In Germany, the coverage of the national Chlamydia screening programme is low, approximately 12 % of the eligible population is reached [20]. Routine Chlamydia testing of women and possibly men who seek HIV testing at a LPHA, prioritising groups with a higher prevalence, provides an opportunity to detect and treat asymptomatic infections in individuals who might not seek Chlamydia testing otherwise. Besides, patients seeking an HIV test following unprotected sex are at risk of multiple STIs . The potential of voluntary counselling and testing could be maximised by providing tests for Chlamydia, and possibly other STIs, integrated in a single service visit [21, 22].

Conclusions

LPHA offering HIV tests should consider offering routine Chlamydia testing to women under 30 years. In addition, having multiple partners and being born abroad were identified as independent factors associated with Chlamydia infection, these two groups may also be considered for routine Chlamydia testing. Being born abroad is likely to be a proxy reflecting higher risk behaviours among patients born abroad seeking HIV testing at LPHA. It may also reflect less access to testing and treatment in the country of birth.

If testing of asymptomatic men visiting LPHA for an HIV test is considered in Germany, our results suggest offering routine Chlamydia testing to heterosexual men under 25 years old or even under 30, depending on where the screening threshold is set.
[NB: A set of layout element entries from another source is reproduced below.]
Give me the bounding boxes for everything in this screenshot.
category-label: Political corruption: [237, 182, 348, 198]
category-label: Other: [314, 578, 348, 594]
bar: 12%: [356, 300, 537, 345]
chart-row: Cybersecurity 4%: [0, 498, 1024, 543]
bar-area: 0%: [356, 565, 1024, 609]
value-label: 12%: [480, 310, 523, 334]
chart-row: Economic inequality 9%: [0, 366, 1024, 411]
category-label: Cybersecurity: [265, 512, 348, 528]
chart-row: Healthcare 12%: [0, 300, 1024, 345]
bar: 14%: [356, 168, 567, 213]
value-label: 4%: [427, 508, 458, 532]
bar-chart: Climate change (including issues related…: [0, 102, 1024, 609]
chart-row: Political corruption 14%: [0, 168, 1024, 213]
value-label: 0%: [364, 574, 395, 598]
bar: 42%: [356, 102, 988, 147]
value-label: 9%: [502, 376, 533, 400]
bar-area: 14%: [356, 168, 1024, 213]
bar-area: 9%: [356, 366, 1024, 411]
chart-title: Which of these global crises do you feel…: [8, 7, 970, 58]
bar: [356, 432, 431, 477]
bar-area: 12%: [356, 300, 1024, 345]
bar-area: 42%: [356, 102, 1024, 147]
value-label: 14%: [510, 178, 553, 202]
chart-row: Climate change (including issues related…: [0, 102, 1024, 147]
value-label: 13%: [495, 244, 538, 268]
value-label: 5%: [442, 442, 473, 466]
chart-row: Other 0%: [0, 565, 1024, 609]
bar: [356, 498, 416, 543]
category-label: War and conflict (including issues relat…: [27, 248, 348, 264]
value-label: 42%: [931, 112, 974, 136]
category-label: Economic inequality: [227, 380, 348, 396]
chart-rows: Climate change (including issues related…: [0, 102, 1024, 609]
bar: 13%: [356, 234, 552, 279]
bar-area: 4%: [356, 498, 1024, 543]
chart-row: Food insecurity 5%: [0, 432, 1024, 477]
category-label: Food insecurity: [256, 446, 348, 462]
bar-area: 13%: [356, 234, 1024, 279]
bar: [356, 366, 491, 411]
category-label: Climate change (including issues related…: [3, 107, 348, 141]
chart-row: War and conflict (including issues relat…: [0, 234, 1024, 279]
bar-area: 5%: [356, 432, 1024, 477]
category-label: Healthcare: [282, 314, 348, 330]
For MSM, young age did not seem to be a key factor associated with urethral Chlamydia infection. We cannot draw specific recommendations based on our study as we estimated the prevalence of urethral Chlamydia infection only, leaving out rectal and pharyngeal infections. Future studies would have to include pharyngeal and rectal swabs in order to evaluate whether routine Chlamydia testing is warranted for MSM in this setting.